Leslie Taylor preaches in English and Japanese each Sunday at the bilingual Matsudo Church of Christ in the Tokyo area.

He prepares his sermons each week in English. Then he goes through his manuscript — sentence by sentence, paragraph by paragraph — to translate it into Japanese.

ChatGPT, an artificial intelligence chatbot made by the company OpenAI, has helped improve the missionary’s process.

He said, “I do as much as I can by myself, but sometimes it helps with particularly complicated sentence structures, or I may ask it to explain a nuance.”
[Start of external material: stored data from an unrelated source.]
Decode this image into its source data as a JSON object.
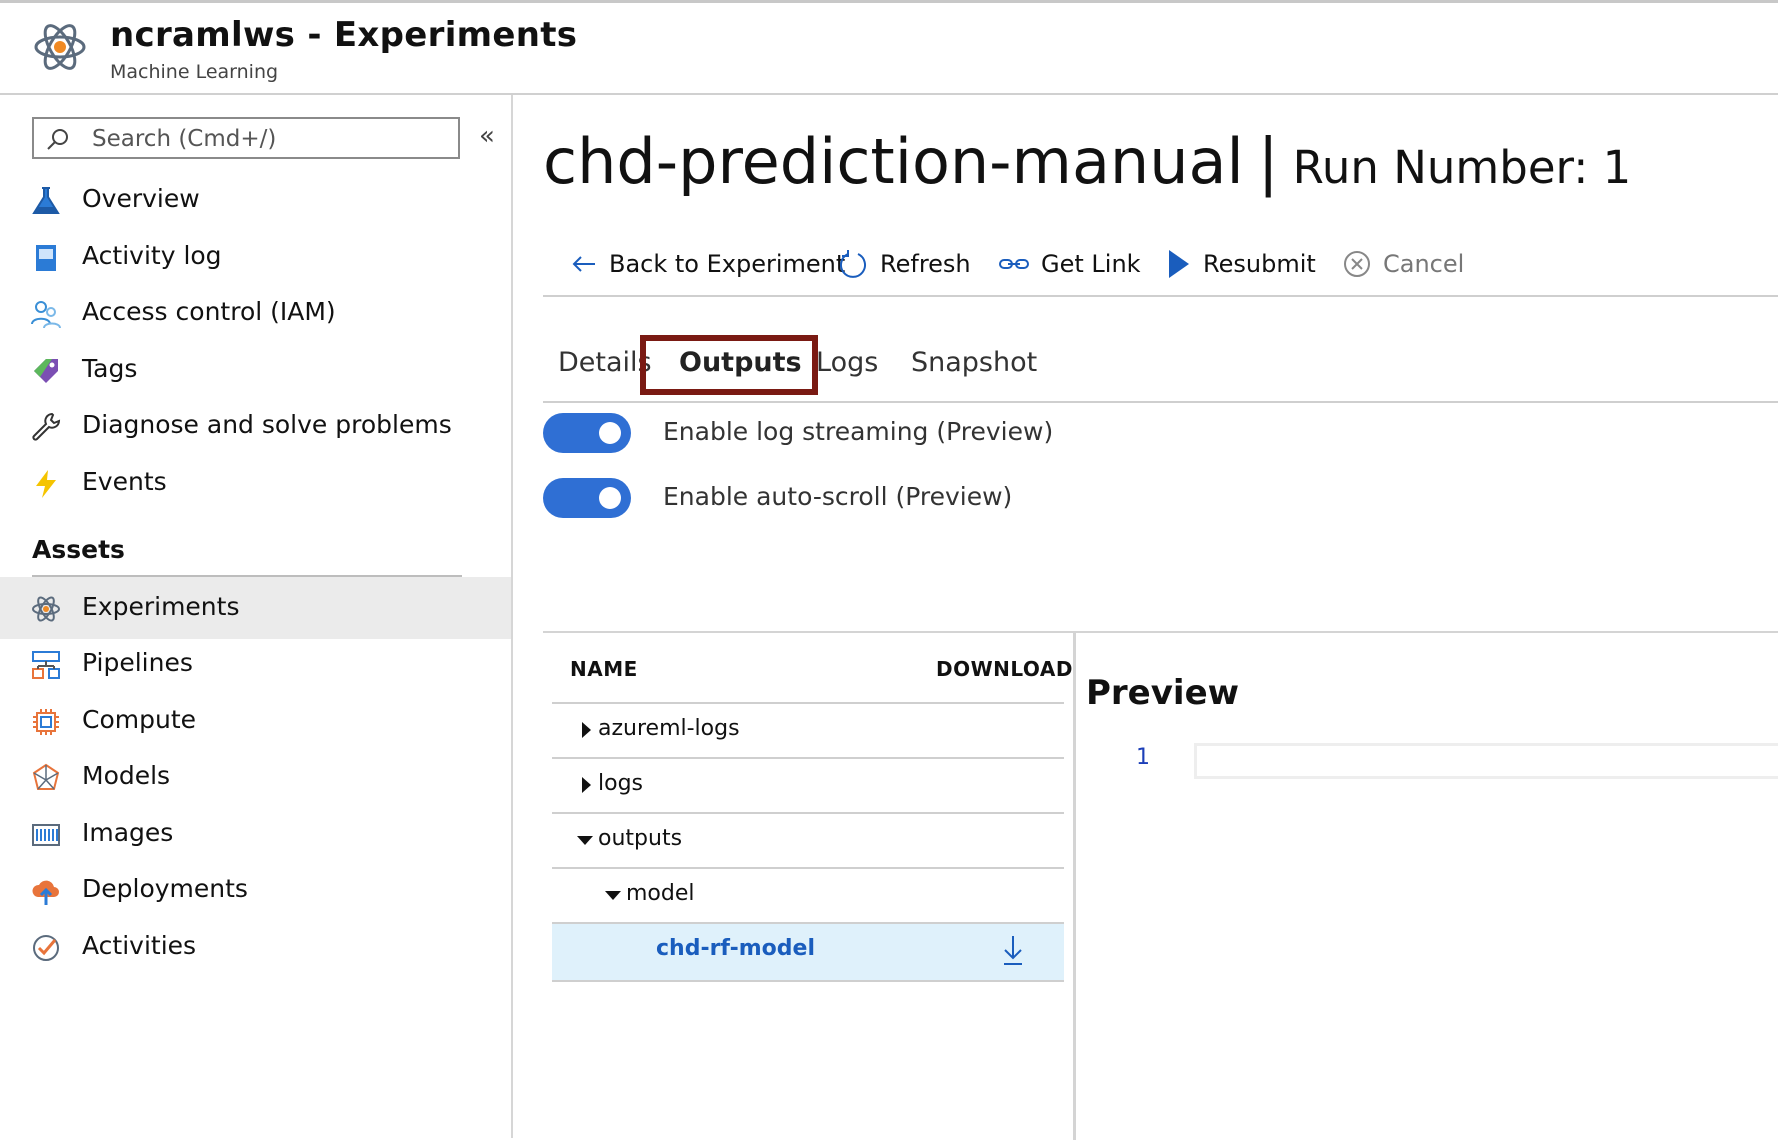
{
  "header": {
    "title": "ncramlws - Experiments",
    "subtitle": "Machine Learning",
    "logo_icon": "atom-icon"
  },
  "sidebar": {
    "search_placeholder": "Search (Cmd+/)",
    "collapse_label": "«",
    "items": [
      {
        "label": "Overview",
        "icon": "flask-icon"
      },
      {
        "label": "Activity log",
        "icon": "document-icon"
      },
      {
        "label": "Access control (IAM)",
        "icon": "people-icon"
      },
      {
        "label": "Tags",
        "icon": "tag-icon"
      },
      {
        "label": "Diagnose and solve problems",
        "icon": "wrench-icon"
      },
      {
        "label": "Events",
        "icon": "lightning-icon"
      }
    ],
    "section_title": "Assets",
    "assets": [
      {
        "label": "Experiments",
        "icon": "atom-icon",
        "active": true
      },
      {
        "label": "Pipelines",
        "icon": "pipeline-icon"
      },
      {
        "label": "Compute",
        "icon": "chip-icon"
      },
      {
        "label": "Models",
        "icon": "model-icon"
      },
      {
        "label": "Images",
        "icon": "images-icon"
      },
      {
        "label": "Deployments",
        "icon": "cloud-upload-icon"
      },
      {
        "label": "Activities",
        "icon": "check-circle-icon"
      }
    ]
  },
  "main": {
    "title": "chd-prediction-manual",
    "separator": "|",
    "run_label": "Run Number: 1",
    "toolbar": {
      "back": "Back to Experiment",
      "refresh": "Refresh",
      "get_link": "Get Link",
      "resubmit": "Resubmit",
      "cancel": "Cancel"
    },
    "tabs": [
      "Details",
      "Outputs",
      "Logs",
      "Snapshot"
    ],
    "active_tab": "Outputs",
    "toggles": [
      {
        "label": "Enable log streaming (Preview)",
        "on": true
      },
      {
        "label": "Enable auto-scroll (Preview)",
        "on": true
      }
    ],
    "files": {
      "col_name": "NAME",
      "col_download": "DOWNLOAD",
      "rows": [
        {
          "name": "azureml-logs",
          "expanded": false
        },
        {
          "name": "logs",
          "expanded": false
        },
        {
          "name": "outputs",
          "expanded": true
        },
        {
          "name": "model",
          "expanded": true
        },
        {
          "name": "chd-rf-model",
          "selected": true
        }
      ]
    },
    "preview": {
      "title": "Preview",
      "line_number": "1"
    }
  },
  "colors": {
    "accent": "#2f6fd4",
    "active_tab_highlight": "#7a1a13",
    "selected_row": "#dff1fb",
    "link": "#1a5dbd"
  }
}
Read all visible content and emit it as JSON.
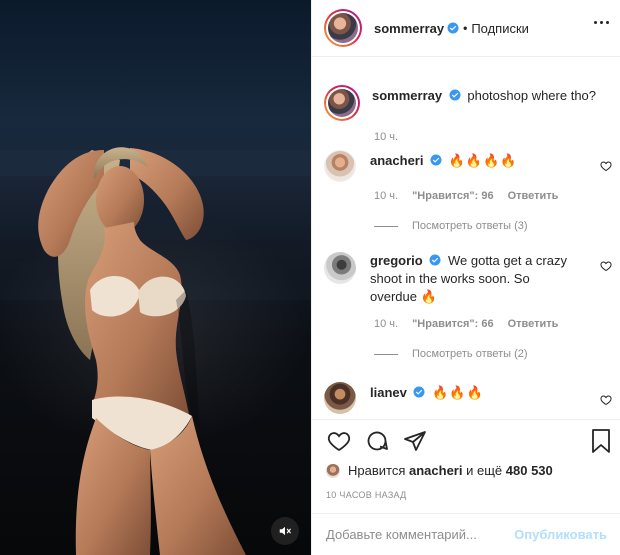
{
  "post": {
    "author": "sommerray",
    "follow_state": "Подписки",
    "caption": "photoshop where tho?",
    "caption_time": "10 ч.",
    "muted": true
  },
  "comments": [
    {
      "username": "anacheri",
      "text": "🔥🔥🔥🔥",
      "time": "10 ч.",
      "likes_label": "\"Нравится\": 96",
      "reply_label": "Ответить",
      "view_replies": "Посмотреть ответы (3)"
    },
    {
      "username": "gregorio",
      "text_line1": "We gotta get a crazy",
      "text_line2": "shoot in the works soon. So",
      "text_line3": "overdue 🔥",
      "time": "10 ч.",
      "likes_label": "\"Нравится\": 66",
      "reply_label": "Ответить",
      "view_replies": "Посмотреть ответы (2)"
    },
    {
      "username": "lianev",
      "text": "🔥🔥🔥"
    }
  ],
  "likes": {
    "prefix": "Нравится",
    "user": "anacheri",
    "middle": "и ещё",
    "count": "480 530"
  },
  "timestamp": "10 ЧАСОВ НАЗАД",
  "add_comment": {
    "placeholder": "Добавьте комментарий...",
    "publish_label": "Опубликовать"
  },
  "colors": {
    "verified": "#3897f0",
    "publish_disabled": "#b2dffc",
    "meta_gray": "#8e8e8e",
    "flame": "#f26a1b"
  },
  "icons": [
    "verified-icon",
    "more-icon",
    "heart-icon",
    "comment-icon",
    "share-icon",
    "bookmark-icon",
    "mute-icon"
  ]
}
Roughly 6,500 miles away, Dion Frasier, senior minister for the Reynoldsburg Church of Christ in a suburb of Columbus, Ohio, relies on ChatGPT to translate his sermon into Creole.

The area around Frasier’s church has a growing Haitian population and many are starting to attend his church. He uses the AI translation to produce a handout in creole each week.  
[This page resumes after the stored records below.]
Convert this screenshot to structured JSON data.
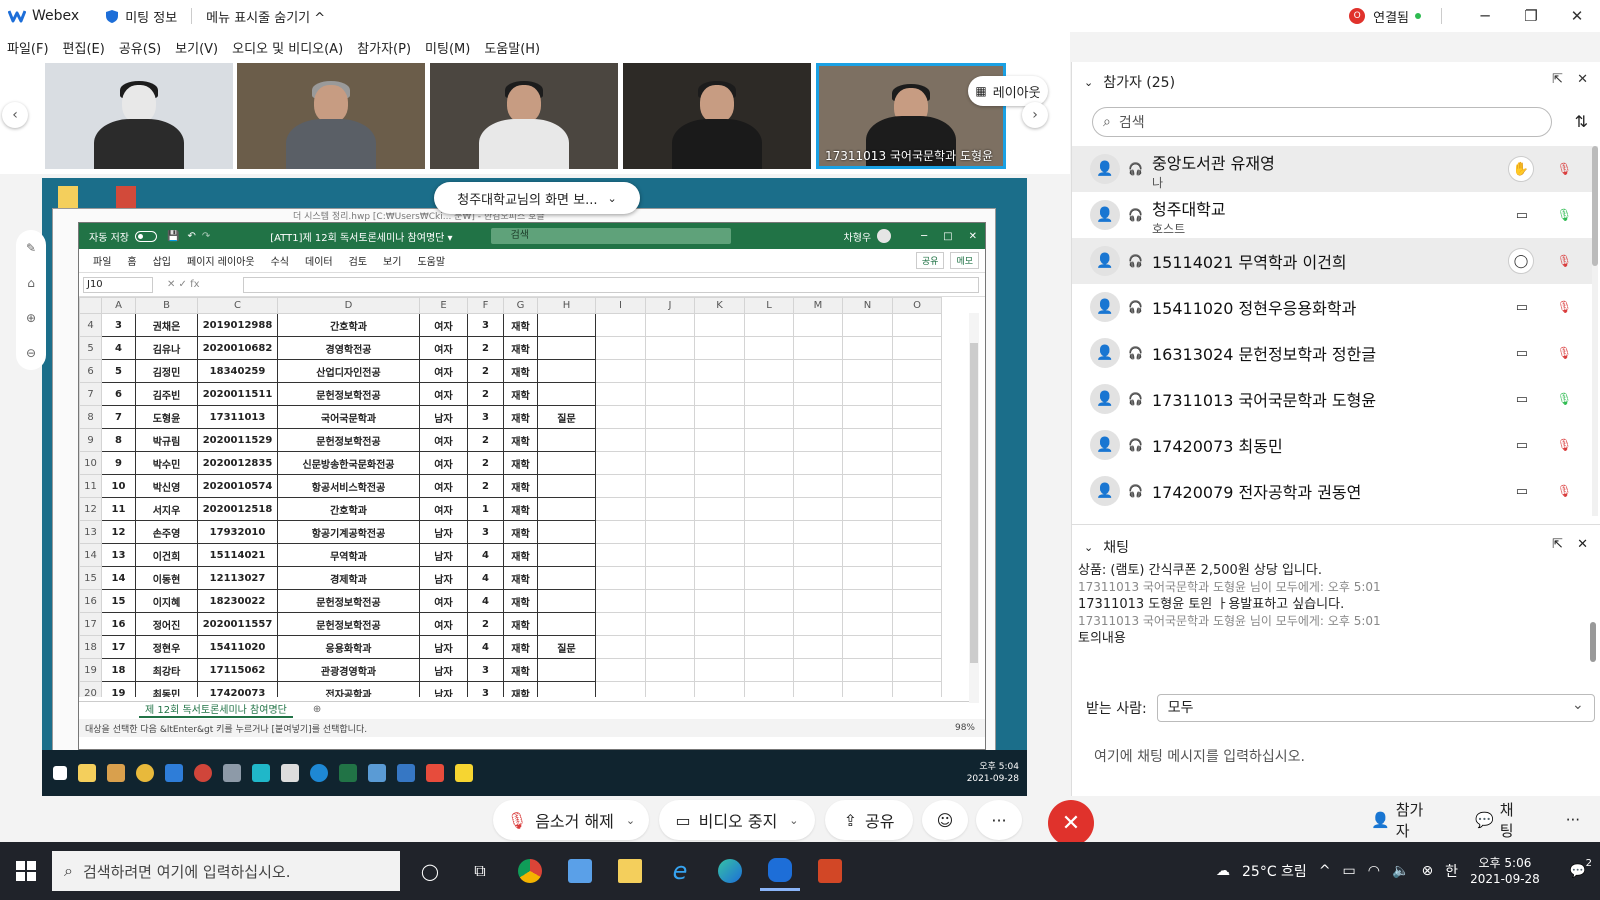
{
  "titlebar": {
    "app_name": "Webex",
    "meeting_info": "미팅 정보",
    "hide_menu": "메뉴 표시줄 숨기기 ^",
    "status": "연결됨",
    "status_badge": "O"
  },
  "menu": [
    "파일(F)",
    "편집(E)",
    "공유(S)",
    "보기(V)",
    "오디오 및 비디오(A)",
    "참가자(P)",
    "미팅(M)",
    "도움말(H)"
  ],
  "video_strip": {
    "active_tile_name": "17311013 국어국문학과 도형윤",
    "layout_label": "레이아웃"
  },
  "share": {
    "banner": "청주대학교님의 화면 보...",
    "hwp_title": "더 시스템 정리.hwp [C:₩Users₩Cki...                                       문₩] - 한컴오피스 호글",
    "excel_title": "[ATT1]제 12회 독서토론세미나 참여명단 ▾",
    "excel_search": "검색",
    "excel_user": "차형우",
    "autosave": "자동 저장",
    "ribbon": [
      "파일",
      "홈",
      "삽입",
      "페이지 레이아웃",
      "수식",
      "데이터",
      "검토",
      "보기",
      "도움말"
    ],
    "ribbon_share": "공유",
    "ribbon_memo": "메모",
    "name_box": "J10",
    "fx": "✕  ✓  fx",
    "columns": [
      "A",
      "B",
      "C",
      "D",
      "E",
      "F",
      "G",
      "H",
      "I",
      "J",
      "K",
      "L",
      "M",
      "N",
      "O"
    ],
    "rows": [
      {
        "r": "4",
        "a": "3",
        "b": "권채은",
        "c": "2019012988",
        "d": "간호학과",
        "e": "여자",
        "f": "3",
        "g": "재학",
        "h": ""
      },
      {
        "r": "5",
        "a": "4",
        "b": "김유나",
        "c": "2020010682",
        "d": "경영학전공",
        "e": "여자",
        "f": "2",
        "g": "재학",
        "h": ""
      },
      {
        "r": "6",
        "a": "5",
        "b": "김정민",
        "c": "18340259",
        "d": "산업디자인전공",
        "e": "여자",
        "f": "2",
        "g": "재학",
        "h": ""
      },
      {
        "r": "7",
        "a": "6",
        "b": "김주빈",
        "c": "2020011511",
        "d": "문헌정보학전공",
        "e": "여자",
        "f": "2",
        "g": "재학",
        "h": ""
      },
      {
        "r": "8",
        "a": "7",
        "b": "도형윤",
        "c": "17311013",
        "d": "국어국문학과",
        "e": "남자",
        "f": "3",
        "g": "재학",
        "h": "질문"
      },
      {
        "r": "9",
        "a": "8",
        "b": "박규림",
        "c": "2020011529",
        "d": "문헌정보학전공",
        "e": "여자",
        "f": "2",
        "g": "재학",
        "h": ""
      },
      {
        "r": "10",
        "a": "9",
        "b": "박수민",
        "c": "2020012835",
        "d": "신문방송한국문화전공",
        "e": "여자",
        "f": "2",
        "g": "재학",
        "h": ""
      },
      {
        "r": "11",
        "a": "10",
        "b": "박신영",
        "c": "2020010574",
        "d": "항공서비스학전공",
        "e": "여자",
        "f": "2",
        "g": "재학",
        "h": ""
      },
      {
        "r": "12",
        "a": "11",
        "b": "서지우",
        "c": "2020012518",
        "d": "간호학과",
        "e": "여자",
        "f": "1",
        "g": "재학",
        "h": ""
      },
      {
        "r": "13",
        "a": "12",
        "b": "손주영",
        "c": "17932010",
        "d": "항공기계공학전공",
        "e": "남자",
        "f": "3",
        "g": "재학",
        "h": ""
      },
      {
        "r": "14",
        "a": "13",
        "b": "이건희",
        "c": "15114021",
        "d": "무역학과",
        "e": "남자",
        "f": "4",
        "g": "재학",
        "h": ""
      },
      {
        "r": "15",
        "a": "14",
        "b": "이동현",
        "c": "12113027",
        "d": "경제학과",
        "e": "남자",
        "f": "4",
        "g": "재학",
        "h": ""
      },
      {
        "r": "16",
        "a": "15",
        "b": "이지혜",
        "c": "18230022",
        "d": "문헌정보학전공",
        "e": "여자",
        "f": "4",
        "g": "재학",
        "h": ""
      },
      {
        "r": "17",
        "a": "16",
        "b": "정어진",
        "c": "2020011557",
        "d": "문헌정보학전공",
        "e": "여자",
        "f": "2",
        "g": "재학",
        "h": ""
      },
      {
        "r": "18",
        "a": "17",
        "b": "정현우",
        "c": "15411020",
        "d": "응용화학과",
        "e": "남자",
        "f": "4",
        "g": "재학",
        "h": "질문"
      },
      {
        "r": "19",
        "a": "18",
        "b": "최강타",
        "c": "17115062",
        "d": "관광경영학과",
        "e": "남자",
        "f": "3",
        "g": "재학",
        "h": ""
      },
      {
        "r": "20",
        "a": "19",
        "b": "최동민",
        "c": "17420073",
        "d": "전자공학과",
        "e": "남자",
        "f": "3",
        "g": "재학",
        "h": ""
      }
    ],
    "sheet_tab": "제 12회 독서토론세미나 참여명단",
    "status_text": "대상을 선택한 다음 &ltEnter&gt 키를 누르거나 [붙여넣기]를 선택합니다.",
    "zoom": "98%",
    "inner_clock_time": "오후 5:04",
    "inner_clock_date": "2021-09-28"
  },
  "participants": {
    "header": "참가자 (25)",
    "search_placeholder": "검색",
    "list": [
      {
        "name": "중앙도서관 유재영",
        "sub": "나",
        "action": "✋",
        "mic": "muted",
        "highlight": true
      },
      {
        "name": "청주대학교",
        "sub": "호스트",
        "action": "▭",
        "mic": "on",
        "highlight": false
      },
      {
        "name": "15114021 무역학과 이건희",
        "sub": "",
        "action": "◯",
        "mic": "muted",
        "highlight": true
      },
      {
        "name": "15411020 정현우응용화학과",
        "sub": "",
        "action": "▭",
        "mic": "muted",
        "highlight": false
      },
      {
        "name": "16313024 문헌정보학과 정한글",
        "sub": "",
        "action": "▭",
        "mic": "muted",
        "highlight": false
      },
      {
        "name": "17311013 국어국문학과 도형윤",
        "sub": "",
        "action": "▭",
        "mic": "on",
        "highlight": false
      },
      {
        "name": "17420073 최동민",
        "sub": "",
        "action": "▭",
        "mic": "muted",
        "highlight": false
      },
      {
        "name": "17420079 전자공학과 권동연",
        "sub": "",
        "action": "▭",
        "mic": "muted",
        "highlight": false
      }
    ]
  },
  "chat": {
    "header": "채팅",
    "lines": [
      {
        "type": "msg",
        "text": "상품: (램토) 간식쿠폰 2,500원 상당 입니다."
      },
      {
        "type": "meta",
        "text": "17311013 국어국문학과 도형윤 님이 모두에게:    오후 5:01"
      },
      {
        "type": "msg",
        "text": "17311013 도형윤 토읜 ㅏ용발표하고 싶습니다."
      },
      {
        "type": "meta",
        "text": "17311013 국어국문학과 도형윤 님이 모두에게:    오후 5:01"
      },
      {
        "type": "msg",
        "text": "토의내용"
      }
    ],
    "recipient_label": "받는 사람:",
    "recipient_value": "모두",
    "input_placeholder": "여기에 채팅 메시지를 입력하십시오."
  },
  "controls": {
    "unmute": "음소거 해제",
    "stop_video": "비디오 중지",
    "share": "공유",
    "more": "···",
    "participants": "참가자",
    "chat": "채팅",
    "more_right": "···"
  },
  "taskbar": {
    "search_placeholder": "검색하려면 여기에 입력하십시오.",
    "weather": "25°C  흐림",
    "time": "오후 5:06",
    "date": "2021-09-28",
    "ime": "한",
    "notif": "2"
  },
  "colors": {
    "excel_green": "#217346",
    "webex_red": "#e0322c",
    "active_blue": "#1aa1e4"
  }
}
Many Christians have mixed feelings about AI, with 30 percent believing it is exciting but 34 percent seeing it as scary, according to a recent survey by the Barna Group.

But many are beginning to see its usefulness. Back in Japan, Taylor stresses that his sermon represents more than words on a piece of paper.

When he stands before his multicultural congregation, he’s not just conveying information. He’s sharing the Gospel.